Folk was still on the couch, elbows on his knees, staring at the spot on the skirting boards my little brother had burned with battery acid twenty years ago.
He took the tea, blowing out a breath. “Thanks.”
“It’s all I have, brother.” I folded myself onto the sofa beside him. “I rebuilt my house trying to get rid of these fucking nightmares, and they still get me from time to time.”
“How often?”
“I don’t keep track. That way I don’t know when they’re getting worse.”
“What are they about?”
I cupped my hands around my tea. “Lots of things. But they started when I got spiked with ket. Before then, my nightmares had always been real.”

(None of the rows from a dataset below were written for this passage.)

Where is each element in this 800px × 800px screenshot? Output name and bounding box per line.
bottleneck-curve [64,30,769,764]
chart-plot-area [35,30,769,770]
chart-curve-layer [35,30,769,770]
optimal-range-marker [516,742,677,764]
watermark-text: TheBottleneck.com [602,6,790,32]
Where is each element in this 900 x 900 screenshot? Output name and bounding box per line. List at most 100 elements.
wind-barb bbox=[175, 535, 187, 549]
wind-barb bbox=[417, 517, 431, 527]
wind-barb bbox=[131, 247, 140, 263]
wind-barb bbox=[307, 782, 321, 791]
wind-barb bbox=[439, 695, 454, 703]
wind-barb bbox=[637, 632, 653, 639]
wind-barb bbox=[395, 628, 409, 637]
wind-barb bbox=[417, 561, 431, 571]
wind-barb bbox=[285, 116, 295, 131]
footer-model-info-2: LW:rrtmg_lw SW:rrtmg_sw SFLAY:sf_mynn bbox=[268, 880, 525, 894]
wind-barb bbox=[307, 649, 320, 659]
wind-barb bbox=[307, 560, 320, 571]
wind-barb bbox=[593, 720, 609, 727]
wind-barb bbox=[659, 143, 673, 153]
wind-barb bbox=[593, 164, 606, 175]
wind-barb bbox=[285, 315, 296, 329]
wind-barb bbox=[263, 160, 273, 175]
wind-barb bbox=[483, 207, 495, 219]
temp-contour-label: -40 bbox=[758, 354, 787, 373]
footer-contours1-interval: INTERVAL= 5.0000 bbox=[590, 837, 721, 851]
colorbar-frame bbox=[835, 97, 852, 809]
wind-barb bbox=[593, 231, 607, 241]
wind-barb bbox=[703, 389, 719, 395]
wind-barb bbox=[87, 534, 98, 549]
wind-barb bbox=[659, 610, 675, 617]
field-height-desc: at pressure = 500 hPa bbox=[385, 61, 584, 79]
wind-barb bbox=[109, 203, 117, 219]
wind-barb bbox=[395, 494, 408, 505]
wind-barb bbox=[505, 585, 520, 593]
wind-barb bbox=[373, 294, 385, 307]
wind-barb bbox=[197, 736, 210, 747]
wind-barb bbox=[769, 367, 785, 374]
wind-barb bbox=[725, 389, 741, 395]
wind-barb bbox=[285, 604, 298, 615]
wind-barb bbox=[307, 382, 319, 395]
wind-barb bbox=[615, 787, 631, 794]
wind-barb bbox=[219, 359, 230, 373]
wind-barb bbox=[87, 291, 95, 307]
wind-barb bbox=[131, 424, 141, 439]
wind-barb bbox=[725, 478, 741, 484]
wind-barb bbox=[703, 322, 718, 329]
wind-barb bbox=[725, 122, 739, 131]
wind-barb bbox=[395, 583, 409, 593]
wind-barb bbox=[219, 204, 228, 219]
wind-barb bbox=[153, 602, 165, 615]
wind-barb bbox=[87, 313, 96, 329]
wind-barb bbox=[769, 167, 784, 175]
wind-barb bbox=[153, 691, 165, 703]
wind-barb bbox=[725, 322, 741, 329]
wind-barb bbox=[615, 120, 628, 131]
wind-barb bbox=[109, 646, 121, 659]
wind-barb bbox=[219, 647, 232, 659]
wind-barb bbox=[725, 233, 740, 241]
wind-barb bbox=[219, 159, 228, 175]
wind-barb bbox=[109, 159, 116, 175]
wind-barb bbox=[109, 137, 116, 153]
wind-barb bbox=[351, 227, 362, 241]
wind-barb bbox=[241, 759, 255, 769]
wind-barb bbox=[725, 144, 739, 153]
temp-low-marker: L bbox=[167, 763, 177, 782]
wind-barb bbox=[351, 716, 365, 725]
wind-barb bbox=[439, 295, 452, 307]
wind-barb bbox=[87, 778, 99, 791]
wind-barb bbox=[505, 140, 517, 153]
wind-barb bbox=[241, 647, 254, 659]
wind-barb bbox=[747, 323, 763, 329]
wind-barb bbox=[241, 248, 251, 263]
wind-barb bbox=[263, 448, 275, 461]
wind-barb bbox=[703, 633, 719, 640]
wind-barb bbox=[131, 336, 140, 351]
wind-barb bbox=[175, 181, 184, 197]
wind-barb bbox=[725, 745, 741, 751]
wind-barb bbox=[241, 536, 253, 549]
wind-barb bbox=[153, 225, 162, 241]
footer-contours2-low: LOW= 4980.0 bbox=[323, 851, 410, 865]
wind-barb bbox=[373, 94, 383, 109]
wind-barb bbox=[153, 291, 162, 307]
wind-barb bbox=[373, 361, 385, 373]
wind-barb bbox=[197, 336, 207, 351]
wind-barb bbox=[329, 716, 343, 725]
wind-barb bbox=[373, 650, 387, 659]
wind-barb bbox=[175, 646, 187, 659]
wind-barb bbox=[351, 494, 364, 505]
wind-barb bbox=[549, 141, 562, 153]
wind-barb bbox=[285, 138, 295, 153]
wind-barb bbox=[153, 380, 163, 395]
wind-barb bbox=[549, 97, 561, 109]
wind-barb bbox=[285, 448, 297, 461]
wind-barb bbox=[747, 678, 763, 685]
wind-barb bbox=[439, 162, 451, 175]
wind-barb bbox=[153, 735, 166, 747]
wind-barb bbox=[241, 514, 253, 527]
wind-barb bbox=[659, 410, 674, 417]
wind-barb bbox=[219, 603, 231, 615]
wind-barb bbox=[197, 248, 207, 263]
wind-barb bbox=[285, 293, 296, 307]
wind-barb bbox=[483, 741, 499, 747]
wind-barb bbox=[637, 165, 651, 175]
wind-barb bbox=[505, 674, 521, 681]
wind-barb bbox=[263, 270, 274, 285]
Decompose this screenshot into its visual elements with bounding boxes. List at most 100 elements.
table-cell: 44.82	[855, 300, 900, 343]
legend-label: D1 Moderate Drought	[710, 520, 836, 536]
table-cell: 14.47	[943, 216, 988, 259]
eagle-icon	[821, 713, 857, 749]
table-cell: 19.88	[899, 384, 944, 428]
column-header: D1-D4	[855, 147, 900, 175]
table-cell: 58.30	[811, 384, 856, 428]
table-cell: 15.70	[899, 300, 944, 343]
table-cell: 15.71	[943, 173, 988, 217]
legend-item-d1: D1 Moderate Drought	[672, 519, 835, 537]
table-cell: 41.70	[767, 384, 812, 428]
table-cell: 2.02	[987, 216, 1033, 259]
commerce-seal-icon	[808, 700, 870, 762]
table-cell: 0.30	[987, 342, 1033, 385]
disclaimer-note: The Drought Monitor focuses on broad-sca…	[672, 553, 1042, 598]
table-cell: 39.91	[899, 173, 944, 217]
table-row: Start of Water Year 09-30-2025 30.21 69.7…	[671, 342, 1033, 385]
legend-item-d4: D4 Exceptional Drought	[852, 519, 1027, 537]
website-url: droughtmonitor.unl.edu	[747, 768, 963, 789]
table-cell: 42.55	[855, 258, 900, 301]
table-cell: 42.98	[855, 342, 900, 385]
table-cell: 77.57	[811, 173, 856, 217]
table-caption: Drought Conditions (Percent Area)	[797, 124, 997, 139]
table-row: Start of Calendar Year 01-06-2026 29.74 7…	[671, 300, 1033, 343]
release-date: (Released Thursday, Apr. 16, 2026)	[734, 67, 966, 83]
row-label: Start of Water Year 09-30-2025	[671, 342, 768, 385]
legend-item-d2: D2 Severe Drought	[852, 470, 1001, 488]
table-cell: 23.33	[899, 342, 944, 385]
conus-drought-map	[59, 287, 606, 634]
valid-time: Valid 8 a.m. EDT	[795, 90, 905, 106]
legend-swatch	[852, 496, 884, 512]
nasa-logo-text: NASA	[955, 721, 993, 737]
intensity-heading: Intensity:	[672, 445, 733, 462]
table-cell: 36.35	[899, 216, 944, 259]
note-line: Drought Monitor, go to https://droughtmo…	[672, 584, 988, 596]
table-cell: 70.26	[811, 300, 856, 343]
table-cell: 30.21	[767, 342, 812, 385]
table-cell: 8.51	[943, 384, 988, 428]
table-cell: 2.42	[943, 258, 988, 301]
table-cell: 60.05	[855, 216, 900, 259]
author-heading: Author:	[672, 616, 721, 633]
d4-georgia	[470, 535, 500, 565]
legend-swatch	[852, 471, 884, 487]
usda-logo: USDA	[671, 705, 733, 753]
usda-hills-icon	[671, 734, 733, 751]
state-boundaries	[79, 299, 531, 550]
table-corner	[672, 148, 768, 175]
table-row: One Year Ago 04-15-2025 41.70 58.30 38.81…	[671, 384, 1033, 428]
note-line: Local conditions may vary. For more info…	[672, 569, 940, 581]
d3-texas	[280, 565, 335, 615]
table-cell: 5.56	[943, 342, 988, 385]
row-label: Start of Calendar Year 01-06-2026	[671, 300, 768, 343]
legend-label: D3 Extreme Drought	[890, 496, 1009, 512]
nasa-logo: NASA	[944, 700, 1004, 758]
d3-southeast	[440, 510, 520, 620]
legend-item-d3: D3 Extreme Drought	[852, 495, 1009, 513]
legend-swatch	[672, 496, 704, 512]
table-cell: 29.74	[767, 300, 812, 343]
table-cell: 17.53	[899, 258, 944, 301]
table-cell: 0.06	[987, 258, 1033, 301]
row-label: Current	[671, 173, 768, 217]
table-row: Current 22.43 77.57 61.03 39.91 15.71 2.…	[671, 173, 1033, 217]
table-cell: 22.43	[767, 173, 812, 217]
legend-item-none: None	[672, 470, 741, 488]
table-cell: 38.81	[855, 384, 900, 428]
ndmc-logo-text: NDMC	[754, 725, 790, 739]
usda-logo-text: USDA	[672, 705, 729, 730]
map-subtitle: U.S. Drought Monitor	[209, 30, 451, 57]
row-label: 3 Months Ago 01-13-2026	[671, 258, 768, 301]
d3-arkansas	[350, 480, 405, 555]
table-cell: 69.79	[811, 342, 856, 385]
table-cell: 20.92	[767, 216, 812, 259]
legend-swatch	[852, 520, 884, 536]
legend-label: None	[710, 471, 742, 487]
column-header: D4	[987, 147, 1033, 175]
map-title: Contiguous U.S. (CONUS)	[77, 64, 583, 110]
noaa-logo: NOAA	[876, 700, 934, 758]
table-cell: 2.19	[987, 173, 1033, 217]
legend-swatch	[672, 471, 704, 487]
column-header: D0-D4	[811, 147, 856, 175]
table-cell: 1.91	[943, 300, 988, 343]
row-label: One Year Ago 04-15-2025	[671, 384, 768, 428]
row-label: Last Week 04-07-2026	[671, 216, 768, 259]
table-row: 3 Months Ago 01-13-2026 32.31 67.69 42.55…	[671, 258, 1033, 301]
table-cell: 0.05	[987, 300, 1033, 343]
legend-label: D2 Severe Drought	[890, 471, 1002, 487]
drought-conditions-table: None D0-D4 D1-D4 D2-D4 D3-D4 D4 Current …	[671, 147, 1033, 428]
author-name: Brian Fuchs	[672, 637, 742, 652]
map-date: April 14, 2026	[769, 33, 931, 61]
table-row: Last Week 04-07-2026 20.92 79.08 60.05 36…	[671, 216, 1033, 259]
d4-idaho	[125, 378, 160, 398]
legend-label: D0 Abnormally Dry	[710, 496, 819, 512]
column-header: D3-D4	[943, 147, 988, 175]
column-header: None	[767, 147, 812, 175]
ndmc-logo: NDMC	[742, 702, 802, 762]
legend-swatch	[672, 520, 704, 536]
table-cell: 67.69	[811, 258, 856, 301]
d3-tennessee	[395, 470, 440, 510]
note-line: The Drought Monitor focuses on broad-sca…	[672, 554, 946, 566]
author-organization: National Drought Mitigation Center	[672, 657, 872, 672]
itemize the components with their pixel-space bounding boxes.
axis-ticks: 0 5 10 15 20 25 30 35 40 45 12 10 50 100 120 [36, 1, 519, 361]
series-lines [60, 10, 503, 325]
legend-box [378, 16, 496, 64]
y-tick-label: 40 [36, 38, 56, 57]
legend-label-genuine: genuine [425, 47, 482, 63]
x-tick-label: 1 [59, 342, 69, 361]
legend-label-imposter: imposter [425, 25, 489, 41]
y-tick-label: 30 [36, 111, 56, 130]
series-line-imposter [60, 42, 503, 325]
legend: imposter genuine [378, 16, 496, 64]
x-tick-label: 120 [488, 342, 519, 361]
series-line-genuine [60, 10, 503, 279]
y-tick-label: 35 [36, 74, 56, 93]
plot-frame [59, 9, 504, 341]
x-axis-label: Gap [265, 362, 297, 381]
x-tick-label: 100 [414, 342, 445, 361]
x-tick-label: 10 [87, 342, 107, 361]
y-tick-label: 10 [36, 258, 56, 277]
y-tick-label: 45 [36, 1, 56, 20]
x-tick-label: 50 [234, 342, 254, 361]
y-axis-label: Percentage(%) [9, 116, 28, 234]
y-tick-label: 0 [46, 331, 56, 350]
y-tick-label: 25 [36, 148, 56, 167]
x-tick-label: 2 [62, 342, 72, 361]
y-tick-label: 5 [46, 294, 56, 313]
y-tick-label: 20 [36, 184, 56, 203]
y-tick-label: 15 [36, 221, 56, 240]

“That’s what I thought.” Folk studied his tea. “I’ve seen some of the worst things you can imagine—men burning alive, dead kids at the side of the road, but I never got PTSD, even when I demobbed and took a break from killing people.”
“What changed?”
“Rocco went missing. I knew he was dead before Embry told me, but I never saw his body.”
A chill rattled my spine. Folk hadn’t seen Rocco’s remains, but I had, and it wasn’t a sight I wanted to relive. I thought about my best friends, the brothers I’d grown up with. Rubi. Nash. Would I have survived it if I’d seen them like that? Or would taking someone else’s word for it have killed me just as much?
Either way, Folk had been right about there being no easy fix. It wasn’t as if I could go back in time and make a different decision about who got told what and when. Or if I’d even change my fucking mind. Rocco was dead regardless, and I couldn’t see how laying eyes on his rotting corpse would’ve made Folk any better.
“I’m sorry.”
In the dark, Folk almost smiled. “I’m sorry too.”
“For what?”
“For being hard on you these past few months. I know you’re doing your best.”
“Yeah, well.” I drained my tea and set the mug on the table. “If that ain’t ever good enough, I need people to tell me. So don’t worry about a fucking thing.”
We lapsed into silence. Folk drank his tea while I tried to be subtle about watching him.
I wondered if he’d go to bed.
If he thought I’d leave.
Neither happened and I fell into a drowse again until my phone roused me with a text.
Viktor.
Frowning, I swiped the screen. Despite the day of fun we’d spent together last week, we weren’t in the habit of texting on our personal phones, but the message he’d sent chilled my blood.
I glanced at Folk.
His innate calm had returned to him, but the shadows I wasn’t used to seeing in him lingered. He leaned back, stretching his legs in the dark. “When you talk to Doherty, I’m going to be there.”
* * *
Doherty didn’t keep Folk waiting long. Maybe he’d got wind half the council were away on the road or whatever, but that cunt called me up four days later and I set the meet with bile in my throat.
That evening, I lurked in the chapel, reading through the mad-cap email Rubi had sent from the passenger seat of the Bone Rattler, full of grand ideas for Crow Land. “What’s he talking about fucking hashtags for?”
Folk glanced up from the health and safety audit bollocks he’d been helping Locke with. “Who?”